On January 9, 2013, officials who represented state agencies in Arkansas and Missouri, along with federal government officials, announced the designation of the White River and its entire basin—or watershed—as a “National Blueway.” The White River is the second watershed in the United States to receive this Blueway designation; the Connecticut River was the first.
The Connecticut River is a 410-mile long river with a 7.2 million acre watershed that flows across four northeastern states—Vermont, New Hampshire, Massachusetts, and Connecticut. The White River begins in Arkansas’ Boston Mountains and flows north into Missouri before turning south and flowing through the Arkansas Delta, making its way to the Mississippi River. The White River Watershed covers 21 counties in Missouri and 39 in Arkansas. It encompasses 17.8 million acres along its 722-mile run to the Mississippi River, and more than 1.2 million people live in 273 communities within this watershed.
The National Blueway System is part of a larger federal initiative known as America’s Great Outdoors. President Obama launched the America’s Great Outdoors (AGO) initiative in order to develop his 21st century conservation and recreation program. Then Secretary of the Interior Ken Salizar, with Secretarial Order 3321, first designated the Connecticut River Watershed, followed by the White River Watershed as National Blueways, a term he coined. The secretarial order appears to allow any watershed in the U.S. to be designated as a National Blueway, going around Congress and the American voters. This is an infringement on American’s private property rights, and federal bureaucrats gave no initial notification, nor requested any input from local county government or private landowners before taking action.
The National Blueway designation brings together unelected environmental stakeholders and organizations, as well local, state, federal, and even international officials to determine environmental issues for local regions. Some of these groups have aligned themselves with the United Nations Agenda Twenty-One movement.

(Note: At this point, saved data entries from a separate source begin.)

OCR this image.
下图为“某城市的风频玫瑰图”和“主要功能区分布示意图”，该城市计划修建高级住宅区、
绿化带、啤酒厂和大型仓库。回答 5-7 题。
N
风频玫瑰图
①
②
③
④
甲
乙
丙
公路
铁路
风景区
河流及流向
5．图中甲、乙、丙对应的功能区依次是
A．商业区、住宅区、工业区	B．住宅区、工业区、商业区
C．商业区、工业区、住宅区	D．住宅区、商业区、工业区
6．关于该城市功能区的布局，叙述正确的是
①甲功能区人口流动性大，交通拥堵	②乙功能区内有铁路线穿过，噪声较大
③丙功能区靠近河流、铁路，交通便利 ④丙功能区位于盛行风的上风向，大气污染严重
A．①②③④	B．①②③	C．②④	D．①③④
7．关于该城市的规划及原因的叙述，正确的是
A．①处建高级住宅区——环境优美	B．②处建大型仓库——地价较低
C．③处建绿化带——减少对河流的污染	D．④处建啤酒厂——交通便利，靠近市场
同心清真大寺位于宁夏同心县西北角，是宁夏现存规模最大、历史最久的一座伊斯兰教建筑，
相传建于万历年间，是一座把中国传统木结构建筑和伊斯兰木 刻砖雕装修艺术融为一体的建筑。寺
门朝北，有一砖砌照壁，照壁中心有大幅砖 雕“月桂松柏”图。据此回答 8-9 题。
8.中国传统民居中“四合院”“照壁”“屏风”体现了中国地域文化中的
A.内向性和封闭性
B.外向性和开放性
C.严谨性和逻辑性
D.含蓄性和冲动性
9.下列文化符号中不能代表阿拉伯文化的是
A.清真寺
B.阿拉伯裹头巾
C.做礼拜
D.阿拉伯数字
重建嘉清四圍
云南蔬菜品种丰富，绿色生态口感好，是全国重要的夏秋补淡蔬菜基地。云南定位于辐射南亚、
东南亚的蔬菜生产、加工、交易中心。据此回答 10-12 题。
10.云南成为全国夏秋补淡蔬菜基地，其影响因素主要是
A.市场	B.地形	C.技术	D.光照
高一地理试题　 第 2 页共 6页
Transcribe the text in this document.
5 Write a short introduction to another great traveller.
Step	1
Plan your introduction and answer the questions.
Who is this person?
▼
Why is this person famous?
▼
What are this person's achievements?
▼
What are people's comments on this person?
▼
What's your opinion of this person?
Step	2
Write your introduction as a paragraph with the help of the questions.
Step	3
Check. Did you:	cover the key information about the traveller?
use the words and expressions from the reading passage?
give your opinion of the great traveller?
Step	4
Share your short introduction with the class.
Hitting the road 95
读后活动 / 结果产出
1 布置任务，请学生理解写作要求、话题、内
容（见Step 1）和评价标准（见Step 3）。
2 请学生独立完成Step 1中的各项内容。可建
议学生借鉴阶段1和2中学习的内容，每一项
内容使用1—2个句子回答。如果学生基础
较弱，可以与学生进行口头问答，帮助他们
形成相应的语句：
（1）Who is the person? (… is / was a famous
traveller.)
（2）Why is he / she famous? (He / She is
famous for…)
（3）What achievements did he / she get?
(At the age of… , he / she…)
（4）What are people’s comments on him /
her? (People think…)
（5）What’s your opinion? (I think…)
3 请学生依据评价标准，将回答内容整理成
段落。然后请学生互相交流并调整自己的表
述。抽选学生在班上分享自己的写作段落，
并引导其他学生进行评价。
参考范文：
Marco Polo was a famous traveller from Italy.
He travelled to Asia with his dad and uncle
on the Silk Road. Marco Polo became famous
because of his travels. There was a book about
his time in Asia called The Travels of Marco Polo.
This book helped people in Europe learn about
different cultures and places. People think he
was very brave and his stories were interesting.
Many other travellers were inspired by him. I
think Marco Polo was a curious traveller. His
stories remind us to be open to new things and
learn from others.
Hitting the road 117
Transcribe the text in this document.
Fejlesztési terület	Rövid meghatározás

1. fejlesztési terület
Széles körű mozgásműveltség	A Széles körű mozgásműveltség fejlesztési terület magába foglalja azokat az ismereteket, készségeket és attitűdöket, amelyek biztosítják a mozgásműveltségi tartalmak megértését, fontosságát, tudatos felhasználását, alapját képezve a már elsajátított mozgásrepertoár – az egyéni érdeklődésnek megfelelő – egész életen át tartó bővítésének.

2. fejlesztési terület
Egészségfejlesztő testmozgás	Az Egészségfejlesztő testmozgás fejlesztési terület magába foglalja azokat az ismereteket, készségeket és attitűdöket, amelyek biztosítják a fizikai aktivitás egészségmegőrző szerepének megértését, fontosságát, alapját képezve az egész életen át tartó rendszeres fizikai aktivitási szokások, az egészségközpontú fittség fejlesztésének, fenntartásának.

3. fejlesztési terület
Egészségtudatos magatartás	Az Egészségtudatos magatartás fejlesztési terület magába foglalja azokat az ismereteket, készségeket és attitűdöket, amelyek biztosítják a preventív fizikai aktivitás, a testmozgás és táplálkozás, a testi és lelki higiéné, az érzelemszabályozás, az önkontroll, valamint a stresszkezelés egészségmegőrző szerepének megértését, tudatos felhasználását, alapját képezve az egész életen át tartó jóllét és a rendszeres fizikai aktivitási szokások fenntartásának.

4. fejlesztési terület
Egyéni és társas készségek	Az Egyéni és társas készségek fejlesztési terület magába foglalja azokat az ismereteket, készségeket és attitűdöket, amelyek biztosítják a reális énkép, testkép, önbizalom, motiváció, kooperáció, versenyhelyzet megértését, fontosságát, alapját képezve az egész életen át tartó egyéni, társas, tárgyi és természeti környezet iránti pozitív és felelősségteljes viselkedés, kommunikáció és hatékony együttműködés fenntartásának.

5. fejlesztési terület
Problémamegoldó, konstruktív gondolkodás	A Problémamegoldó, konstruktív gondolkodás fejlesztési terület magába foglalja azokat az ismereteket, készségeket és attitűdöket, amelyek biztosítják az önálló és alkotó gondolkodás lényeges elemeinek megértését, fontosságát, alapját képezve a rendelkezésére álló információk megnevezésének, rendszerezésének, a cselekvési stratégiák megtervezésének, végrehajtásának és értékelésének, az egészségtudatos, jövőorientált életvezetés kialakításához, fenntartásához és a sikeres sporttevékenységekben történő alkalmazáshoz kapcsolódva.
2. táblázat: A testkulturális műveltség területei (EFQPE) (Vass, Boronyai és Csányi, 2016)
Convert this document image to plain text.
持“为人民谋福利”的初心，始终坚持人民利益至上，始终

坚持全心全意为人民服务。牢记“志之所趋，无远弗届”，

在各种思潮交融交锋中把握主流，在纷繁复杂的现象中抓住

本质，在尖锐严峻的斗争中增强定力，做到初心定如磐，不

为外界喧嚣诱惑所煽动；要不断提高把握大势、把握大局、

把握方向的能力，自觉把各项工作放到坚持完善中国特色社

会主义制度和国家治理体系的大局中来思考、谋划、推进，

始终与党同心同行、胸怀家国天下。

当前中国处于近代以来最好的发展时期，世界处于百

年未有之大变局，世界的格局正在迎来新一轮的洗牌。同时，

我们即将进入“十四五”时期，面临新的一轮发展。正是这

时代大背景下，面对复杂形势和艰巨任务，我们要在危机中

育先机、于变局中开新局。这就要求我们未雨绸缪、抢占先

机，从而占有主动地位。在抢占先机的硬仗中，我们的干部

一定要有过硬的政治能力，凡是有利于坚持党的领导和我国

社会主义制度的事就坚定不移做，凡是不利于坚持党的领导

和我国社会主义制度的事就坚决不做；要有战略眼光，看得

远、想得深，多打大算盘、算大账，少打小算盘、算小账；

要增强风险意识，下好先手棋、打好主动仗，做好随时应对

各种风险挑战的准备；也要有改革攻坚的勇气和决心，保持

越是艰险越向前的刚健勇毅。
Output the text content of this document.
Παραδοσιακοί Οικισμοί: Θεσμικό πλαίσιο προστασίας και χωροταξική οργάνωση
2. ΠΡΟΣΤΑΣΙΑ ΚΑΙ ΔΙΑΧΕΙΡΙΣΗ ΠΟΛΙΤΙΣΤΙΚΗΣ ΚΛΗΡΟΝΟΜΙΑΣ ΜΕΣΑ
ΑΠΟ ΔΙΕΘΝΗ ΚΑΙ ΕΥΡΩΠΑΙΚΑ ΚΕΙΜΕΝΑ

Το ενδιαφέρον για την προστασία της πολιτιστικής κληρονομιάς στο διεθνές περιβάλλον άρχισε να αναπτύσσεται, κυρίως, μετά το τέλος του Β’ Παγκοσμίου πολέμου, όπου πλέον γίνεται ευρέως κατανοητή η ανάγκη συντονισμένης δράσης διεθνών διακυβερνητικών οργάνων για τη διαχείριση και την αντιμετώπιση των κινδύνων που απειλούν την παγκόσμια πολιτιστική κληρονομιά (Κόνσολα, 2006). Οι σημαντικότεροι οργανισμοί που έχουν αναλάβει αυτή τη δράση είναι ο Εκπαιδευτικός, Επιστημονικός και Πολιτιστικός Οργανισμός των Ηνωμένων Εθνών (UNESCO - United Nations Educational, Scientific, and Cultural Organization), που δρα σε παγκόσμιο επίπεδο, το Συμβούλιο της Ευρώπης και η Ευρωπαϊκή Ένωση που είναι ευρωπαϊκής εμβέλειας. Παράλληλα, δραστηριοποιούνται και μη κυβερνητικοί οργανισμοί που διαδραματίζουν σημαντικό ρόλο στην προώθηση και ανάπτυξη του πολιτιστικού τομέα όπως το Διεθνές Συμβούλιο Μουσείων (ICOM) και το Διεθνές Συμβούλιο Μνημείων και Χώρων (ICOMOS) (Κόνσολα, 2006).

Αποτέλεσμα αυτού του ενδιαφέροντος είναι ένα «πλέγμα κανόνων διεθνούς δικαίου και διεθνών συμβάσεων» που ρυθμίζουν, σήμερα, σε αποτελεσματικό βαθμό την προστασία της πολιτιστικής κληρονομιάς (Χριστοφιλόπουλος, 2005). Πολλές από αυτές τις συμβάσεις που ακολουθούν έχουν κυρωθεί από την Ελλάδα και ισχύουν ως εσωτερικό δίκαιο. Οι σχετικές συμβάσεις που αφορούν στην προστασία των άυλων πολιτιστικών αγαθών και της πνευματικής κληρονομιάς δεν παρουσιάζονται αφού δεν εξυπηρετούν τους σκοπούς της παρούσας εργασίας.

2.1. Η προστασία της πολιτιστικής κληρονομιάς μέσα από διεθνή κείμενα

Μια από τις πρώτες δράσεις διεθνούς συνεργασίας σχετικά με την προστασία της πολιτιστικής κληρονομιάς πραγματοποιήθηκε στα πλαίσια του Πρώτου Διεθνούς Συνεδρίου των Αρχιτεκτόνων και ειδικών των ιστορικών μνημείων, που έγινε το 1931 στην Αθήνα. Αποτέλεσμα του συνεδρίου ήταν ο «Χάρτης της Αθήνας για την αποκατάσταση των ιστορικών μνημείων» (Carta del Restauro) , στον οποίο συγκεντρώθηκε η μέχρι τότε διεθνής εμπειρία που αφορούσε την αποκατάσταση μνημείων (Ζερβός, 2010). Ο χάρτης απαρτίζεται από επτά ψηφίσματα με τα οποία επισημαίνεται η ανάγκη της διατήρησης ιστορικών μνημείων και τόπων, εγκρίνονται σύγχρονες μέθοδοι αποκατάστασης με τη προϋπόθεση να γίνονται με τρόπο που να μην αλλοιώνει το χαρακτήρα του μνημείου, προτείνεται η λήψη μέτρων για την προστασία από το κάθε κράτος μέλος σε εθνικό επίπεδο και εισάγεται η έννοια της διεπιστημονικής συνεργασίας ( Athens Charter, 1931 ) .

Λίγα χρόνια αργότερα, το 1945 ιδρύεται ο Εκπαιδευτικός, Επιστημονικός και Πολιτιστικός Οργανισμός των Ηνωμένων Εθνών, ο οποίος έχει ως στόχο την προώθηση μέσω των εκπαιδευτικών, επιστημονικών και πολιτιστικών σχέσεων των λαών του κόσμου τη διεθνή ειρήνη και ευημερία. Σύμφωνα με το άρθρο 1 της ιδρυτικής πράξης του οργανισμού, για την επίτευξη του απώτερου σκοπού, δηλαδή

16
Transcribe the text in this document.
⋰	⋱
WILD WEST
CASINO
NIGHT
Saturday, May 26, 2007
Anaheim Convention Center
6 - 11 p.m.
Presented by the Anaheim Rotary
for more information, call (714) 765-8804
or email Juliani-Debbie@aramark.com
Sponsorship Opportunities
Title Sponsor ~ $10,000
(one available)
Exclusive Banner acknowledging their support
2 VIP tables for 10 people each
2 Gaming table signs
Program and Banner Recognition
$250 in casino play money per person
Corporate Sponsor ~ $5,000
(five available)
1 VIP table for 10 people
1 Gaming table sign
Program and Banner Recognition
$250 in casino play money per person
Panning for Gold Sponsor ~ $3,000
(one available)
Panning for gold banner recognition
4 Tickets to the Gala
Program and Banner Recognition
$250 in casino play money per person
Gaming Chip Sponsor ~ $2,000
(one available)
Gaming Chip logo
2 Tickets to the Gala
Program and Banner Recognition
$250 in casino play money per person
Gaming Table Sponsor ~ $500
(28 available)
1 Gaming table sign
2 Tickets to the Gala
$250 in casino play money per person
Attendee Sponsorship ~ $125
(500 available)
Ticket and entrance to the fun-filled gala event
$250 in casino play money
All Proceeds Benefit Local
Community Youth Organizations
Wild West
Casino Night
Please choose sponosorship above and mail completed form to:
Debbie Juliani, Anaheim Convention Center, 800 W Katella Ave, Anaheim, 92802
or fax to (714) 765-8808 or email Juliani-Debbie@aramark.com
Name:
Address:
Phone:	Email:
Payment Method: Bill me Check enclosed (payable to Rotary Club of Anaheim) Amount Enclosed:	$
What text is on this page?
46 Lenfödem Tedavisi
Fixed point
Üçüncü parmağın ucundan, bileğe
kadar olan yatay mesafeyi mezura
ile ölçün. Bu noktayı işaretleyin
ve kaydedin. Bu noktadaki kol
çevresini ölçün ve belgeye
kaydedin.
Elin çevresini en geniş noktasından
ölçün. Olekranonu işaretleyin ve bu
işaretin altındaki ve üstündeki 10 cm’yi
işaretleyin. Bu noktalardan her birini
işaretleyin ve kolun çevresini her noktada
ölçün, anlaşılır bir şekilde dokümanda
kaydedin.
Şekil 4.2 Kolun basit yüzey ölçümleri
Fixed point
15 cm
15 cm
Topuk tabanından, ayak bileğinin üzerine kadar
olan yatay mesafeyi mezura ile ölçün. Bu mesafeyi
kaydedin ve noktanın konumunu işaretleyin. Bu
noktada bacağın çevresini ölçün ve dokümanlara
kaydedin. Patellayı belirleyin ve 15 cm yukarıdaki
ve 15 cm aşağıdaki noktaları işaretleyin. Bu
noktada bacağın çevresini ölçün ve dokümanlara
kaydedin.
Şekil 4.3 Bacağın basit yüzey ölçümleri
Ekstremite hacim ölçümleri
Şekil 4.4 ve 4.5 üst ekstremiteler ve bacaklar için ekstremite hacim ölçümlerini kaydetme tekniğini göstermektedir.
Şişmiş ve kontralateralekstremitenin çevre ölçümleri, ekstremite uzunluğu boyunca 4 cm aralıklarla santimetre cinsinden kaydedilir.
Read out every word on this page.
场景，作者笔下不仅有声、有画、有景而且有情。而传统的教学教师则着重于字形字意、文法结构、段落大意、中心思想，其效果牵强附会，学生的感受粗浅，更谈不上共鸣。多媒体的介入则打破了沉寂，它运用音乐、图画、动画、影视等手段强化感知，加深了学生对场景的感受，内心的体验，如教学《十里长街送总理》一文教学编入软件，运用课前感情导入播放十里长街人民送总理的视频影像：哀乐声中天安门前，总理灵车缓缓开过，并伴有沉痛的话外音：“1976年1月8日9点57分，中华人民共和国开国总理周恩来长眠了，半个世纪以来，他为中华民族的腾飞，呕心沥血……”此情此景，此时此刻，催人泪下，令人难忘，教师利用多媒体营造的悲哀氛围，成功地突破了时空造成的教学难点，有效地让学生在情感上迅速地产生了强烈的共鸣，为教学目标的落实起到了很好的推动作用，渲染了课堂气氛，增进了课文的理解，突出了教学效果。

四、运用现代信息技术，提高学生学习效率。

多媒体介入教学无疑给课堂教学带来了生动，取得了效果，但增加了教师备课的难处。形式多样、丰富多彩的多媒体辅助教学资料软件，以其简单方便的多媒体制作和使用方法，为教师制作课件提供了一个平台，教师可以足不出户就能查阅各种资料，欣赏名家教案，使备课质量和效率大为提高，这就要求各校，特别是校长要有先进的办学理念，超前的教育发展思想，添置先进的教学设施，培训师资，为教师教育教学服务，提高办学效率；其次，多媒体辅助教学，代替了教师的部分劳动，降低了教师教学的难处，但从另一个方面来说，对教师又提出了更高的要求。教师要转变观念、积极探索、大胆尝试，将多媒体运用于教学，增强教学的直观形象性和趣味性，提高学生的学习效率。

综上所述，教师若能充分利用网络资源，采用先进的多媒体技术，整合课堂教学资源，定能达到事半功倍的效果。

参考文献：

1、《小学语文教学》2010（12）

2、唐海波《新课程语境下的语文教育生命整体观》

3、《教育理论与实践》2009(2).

The U.S. Department of Interior, in an effort to promote conservation and outdoor recreation, has gone around the traditional legislative process by creating this initiative through federal agency order.
Critics are saying that the federal government has other motives in mind besides conservation and recreation. They feel that the government means to ultimately control all the waters of the United States, including streams, lakes, and ponds. Under the current Clean Water Act, federal regulators only have control of navigable waters, but they have been trying for years to remove the word “navigable” from the act, and thus claim control of all the waters of the United States. Water laws vary from region to region and state to state, but most smaller non-navigable waterways fall under the management of the state and not the federal government, while the larger and navigable waterways fall under federal government control.
The National Blueway System is potentially massive in scope, especially when one considers the size of our current watersheds. For example, the Columbia River Watershed covers over 144 million acres; the Mississippi River Watershed covers over 300 million acres; and the longest U.S. river, the Missouri River that flows over 2,300 miles, has a watershed that covers over 338.5 million acres. Should these areas be designated National Blueways, they would all be controlled by the federal government.
Because the National Blueway watershed system went around the legislative process and was created by federal agency order, this has left property owners and state legislators concerned about the federal government ignoring individual state’s sovereignty and concerned about the impact this program will have on American landowners, businesses, and people who live and work within these watersheds.